On the flip side, if someone takes time to explain something to you or give you the answer you were looking for, don’t ask it again. That shows you didn’t care enough to listen or write it down.
3. Email Isn’t Urgent.
I used to have fears that if I didn’t respond to an email in record time, people would think I was slacking.
With a couple of years’ experience under my belt, I know that nursing your email all day is the definition of distracting.
Email ends up being a ton of micro tasks you can check off your to-do list. So-and-so needs you to check on an order. Your team lead wants to know your lunch order for next week. You RSVP to a meeting.
While those things need to get done, they can distract you from the deep-minded focus work that moves the needle (excuse my corporate lingo).
Give yourself permission to close the email tab. There also is a lovely feature on Google where you can mute notifications for a certain time block. Get it done!
4. Set Time Away From Work.
As distracting as email is during the workday, it is even more distracting after work hours.
I have been with my boyfriend and received an email with feedback about a project I am working on, or a deliverable I have been looking forward to seeing. Immediately, I click on it and am shifted back into my work brain, taking all focus away from my time with my boyfriend. It can wait! This is PR, not the ER!
Apple has a great “Do Not Disturb” feature called “Personal” that can mute notifications from apps like Google and Slack. When you turn the computer off, turn that feature on!
The quote “What you allow will continue” applies in work relationships as much as it does romantic. If you respond to an email late, people think you are available at that time. Set parameters for your time at work not to infiltrate your life.
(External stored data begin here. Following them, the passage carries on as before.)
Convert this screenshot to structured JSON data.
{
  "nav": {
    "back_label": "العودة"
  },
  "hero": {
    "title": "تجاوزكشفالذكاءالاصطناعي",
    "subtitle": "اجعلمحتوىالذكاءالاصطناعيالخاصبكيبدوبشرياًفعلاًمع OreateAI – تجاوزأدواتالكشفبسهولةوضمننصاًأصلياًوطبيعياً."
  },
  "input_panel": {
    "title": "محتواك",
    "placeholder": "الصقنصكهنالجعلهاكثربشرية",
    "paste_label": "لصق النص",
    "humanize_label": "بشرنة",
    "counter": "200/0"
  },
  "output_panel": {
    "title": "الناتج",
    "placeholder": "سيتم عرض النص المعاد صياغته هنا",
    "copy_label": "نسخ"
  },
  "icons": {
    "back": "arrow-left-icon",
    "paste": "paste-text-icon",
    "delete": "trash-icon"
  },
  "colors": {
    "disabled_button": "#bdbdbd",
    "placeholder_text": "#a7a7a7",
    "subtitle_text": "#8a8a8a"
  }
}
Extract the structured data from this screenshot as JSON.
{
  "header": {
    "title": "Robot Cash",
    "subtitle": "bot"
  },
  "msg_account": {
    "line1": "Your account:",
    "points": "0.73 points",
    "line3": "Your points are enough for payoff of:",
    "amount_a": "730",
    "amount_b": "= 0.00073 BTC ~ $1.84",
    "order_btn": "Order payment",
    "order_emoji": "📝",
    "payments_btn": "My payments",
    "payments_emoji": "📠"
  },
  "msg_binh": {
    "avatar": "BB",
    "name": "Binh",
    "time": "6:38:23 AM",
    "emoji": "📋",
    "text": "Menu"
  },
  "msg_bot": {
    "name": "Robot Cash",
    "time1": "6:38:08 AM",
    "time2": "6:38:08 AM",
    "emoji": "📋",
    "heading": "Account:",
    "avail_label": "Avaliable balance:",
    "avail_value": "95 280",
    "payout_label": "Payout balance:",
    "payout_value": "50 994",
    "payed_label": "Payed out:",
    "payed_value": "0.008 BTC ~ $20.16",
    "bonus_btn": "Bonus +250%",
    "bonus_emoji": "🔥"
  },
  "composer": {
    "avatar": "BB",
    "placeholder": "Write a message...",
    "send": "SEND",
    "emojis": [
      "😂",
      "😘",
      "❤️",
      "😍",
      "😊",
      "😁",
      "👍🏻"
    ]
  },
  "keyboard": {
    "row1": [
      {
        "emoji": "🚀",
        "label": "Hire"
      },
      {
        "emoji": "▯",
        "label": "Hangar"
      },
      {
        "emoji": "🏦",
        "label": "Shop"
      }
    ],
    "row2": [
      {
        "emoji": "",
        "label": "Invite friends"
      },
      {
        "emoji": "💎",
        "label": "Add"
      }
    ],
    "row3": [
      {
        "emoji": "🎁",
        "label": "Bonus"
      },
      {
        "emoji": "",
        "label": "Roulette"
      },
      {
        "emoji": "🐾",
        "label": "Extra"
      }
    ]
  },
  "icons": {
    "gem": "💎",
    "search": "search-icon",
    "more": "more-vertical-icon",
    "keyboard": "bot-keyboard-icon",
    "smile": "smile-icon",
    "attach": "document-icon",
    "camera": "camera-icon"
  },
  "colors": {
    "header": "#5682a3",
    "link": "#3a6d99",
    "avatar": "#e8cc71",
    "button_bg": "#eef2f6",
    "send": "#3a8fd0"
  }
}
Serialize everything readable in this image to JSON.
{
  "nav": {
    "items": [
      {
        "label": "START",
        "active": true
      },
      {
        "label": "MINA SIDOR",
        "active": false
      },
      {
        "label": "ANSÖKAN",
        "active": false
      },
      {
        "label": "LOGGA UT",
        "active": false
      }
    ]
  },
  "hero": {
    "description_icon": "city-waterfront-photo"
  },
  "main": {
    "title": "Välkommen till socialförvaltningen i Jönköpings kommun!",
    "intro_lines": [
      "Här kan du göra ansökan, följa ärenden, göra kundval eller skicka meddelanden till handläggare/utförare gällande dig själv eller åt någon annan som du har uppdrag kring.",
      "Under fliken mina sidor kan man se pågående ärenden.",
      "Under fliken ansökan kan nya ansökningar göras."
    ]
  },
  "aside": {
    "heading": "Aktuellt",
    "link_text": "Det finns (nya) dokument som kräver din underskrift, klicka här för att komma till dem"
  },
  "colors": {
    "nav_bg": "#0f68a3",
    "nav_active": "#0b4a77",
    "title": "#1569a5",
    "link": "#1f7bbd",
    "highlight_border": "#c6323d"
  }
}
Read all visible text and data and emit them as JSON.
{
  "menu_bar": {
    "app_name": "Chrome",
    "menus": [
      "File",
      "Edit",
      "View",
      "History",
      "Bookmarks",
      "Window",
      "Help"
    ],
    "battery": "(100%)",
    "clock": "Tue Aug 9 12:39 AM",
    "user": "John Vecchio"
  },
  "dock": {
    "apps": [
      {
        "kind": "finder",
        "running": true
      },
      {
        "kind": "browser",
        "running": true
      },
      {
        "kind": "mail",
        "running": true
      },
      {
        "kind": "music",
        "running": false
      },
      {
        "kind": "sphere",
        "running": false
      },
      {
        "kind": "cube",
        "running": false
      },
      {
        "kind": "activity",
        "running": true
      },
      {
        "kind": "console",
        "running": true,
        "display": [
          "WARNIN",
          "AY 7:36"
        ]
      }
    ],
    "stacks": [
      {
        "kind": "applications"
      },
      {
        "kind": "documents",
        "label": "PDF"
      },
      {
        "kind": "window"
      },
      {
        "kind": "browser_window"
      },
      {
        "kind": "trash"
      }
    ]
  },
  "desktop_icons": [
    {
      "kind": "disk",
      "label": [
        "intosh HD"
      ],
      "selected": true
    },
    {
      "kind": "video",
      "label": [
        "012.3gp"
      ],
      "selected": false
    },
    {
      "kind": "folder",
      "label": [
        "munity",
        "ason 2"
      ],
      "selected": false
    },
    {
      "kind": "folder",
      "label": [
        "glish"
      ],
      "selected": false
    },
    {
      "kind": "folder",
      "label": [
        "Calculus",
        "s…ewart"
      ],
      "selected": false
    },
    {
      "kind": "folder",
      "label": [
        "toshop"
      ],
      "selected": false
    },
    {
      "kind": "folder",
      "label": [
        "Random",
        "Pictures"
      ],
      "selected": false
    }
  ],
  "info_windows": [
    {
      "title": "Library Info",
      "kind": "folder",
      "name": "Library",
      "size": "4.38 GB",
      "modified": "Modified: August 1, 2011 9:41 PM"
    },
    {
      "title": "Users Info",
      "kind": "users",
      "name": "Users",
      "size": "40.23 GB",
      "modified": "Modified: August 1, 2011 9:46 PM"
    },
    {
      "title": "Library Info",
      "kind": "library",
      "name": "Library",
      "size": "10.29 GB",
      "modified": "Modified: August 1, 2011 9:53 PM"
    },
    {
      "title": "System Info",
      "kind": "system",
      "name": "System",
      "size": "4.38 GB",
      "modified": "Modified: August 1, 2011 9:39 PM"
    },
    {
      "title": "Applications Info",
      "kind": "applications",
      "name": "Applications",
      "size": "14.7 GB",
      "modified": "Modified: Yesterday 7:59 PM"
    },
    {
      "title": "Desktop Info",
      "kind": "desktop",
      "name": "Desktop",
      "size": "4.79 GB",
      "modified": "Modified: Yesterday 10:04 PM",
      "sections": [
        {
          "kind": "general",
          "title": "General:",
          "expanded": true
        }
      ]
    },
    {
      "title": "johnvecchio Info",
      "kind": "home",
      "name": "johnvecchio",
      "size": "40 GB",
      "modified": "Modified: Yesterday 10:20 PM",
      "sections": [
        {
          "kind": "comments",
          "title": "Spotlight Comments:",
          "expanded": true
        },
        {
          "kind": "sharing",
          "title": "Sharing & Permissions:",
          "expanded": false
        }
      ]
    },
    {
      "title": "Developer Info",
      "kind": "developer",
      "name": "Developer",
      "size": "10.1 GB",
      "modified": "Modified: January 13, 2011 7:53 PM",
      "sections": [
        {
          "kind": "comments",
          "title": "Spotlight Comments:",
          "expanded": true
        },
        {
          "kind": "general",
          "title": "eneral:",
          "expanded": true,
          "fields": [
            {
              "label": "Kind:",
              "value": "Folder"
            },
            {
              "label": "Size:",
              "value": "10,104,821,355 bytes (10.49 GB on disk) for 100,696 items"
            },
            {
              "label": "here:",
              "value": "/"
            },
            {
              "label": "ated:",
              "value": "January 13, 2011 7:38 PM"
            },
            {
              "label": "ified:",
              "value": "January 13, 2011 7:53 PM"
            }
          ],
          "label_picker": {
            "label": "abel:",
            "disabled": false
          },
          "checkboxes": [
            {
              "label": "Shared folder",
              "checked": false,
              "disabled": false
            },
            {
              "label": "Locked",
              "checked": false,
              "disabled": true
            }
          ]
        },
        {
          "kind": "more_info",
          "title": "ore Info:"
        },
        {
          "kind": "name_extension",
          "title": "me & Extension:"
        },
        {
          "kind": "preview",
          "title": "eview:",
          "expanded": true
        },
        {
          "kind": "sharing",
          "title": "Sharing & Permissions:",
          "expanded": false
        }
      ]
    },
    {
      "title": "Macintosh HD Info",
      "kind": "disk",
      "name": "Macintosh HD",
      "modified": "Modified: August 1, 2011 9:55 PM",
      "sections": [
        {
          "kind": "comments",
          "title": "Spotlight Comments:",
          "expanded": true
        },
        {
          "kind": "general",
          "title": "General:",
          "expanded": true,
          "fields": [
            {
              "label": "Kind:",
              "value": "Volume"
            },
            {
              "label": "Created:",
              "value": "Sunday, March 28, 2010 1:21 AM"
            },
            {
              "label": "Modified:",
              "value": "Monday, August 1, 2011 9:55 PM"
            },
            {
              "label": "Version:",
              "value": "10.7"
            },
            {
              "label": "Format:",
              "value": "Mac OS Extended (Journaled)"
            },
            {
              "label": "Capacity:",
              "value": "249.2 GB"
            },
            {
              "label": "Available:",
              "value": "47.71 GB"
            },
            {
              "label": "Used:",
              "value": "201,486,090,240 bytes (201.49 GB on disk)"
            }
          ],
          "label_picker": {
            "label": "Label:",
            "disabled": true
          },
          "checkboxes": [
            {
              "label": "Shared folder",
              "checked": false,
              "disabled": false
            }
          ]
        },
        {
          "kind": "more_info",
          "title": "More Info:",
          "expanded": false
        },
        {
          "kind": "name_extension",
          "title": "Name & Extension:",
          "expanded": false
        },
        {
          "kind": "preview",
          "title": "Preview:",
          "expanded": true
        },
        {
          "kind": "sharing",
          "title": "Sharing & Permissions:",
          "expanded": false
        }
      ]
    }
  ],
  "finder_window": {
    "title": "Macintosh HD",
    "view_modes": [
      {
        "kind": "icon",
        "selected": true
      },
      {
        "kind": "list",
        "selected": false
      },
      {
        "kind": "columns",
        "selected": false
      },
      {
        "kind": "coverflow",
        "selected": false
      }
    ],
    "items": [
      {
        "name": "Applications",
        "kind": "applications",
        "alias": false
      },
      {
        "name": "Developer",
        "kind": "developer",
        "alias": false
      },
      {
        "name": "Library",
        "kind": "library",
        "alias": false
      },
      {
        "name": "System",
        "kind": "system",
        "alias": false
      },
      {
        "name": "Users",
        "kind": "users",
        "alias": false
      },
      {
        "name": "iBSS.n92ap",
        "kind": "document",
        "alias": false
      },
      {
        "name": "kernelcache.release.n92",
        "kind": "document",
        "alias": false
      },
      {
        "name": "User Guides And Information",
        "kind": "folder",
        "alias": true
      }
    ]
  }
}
It is this beautiful thing called work-life balance!
5. Dress the Part.
Everyone has seen Danielle Pheloung’s OOTDs on TikTok while working for Goldman Sachs and has been inspired to some degree… except the work-from-home folks. Pajama pants do not pass for productivity. 2020 can not linger on forever.
When I wear loungewear and sit on the couch all day, I am far less confident and motivated than when I dress like I am going into the office and throw some mascara on. Look good, feel good mentality!
I started wearing jeans, linen pants, or dress pants at home paired with a nice shirt and I swear I got more sh*t done. That, and I banned the couch until after 4:00. It’s like a reward, ha!
I am nowhere near figuring out work-life balance and productivity hacks. My coworkers are probably reading this and giggling, to be frank. But I think that’s the point.
As I have gotten older, I realize nobody has figured it out (nope, not even your super-cool boss with a resume that speaks for itself). Fake it til ya make it. Learning how to be the light in the room and phrase your words correctly will get you further than any impressive stat.
I will circle back with you all on this in Q4 2025 and provide a touch base. I will have more bandwidth then, easier to see from 30,000 pt. view.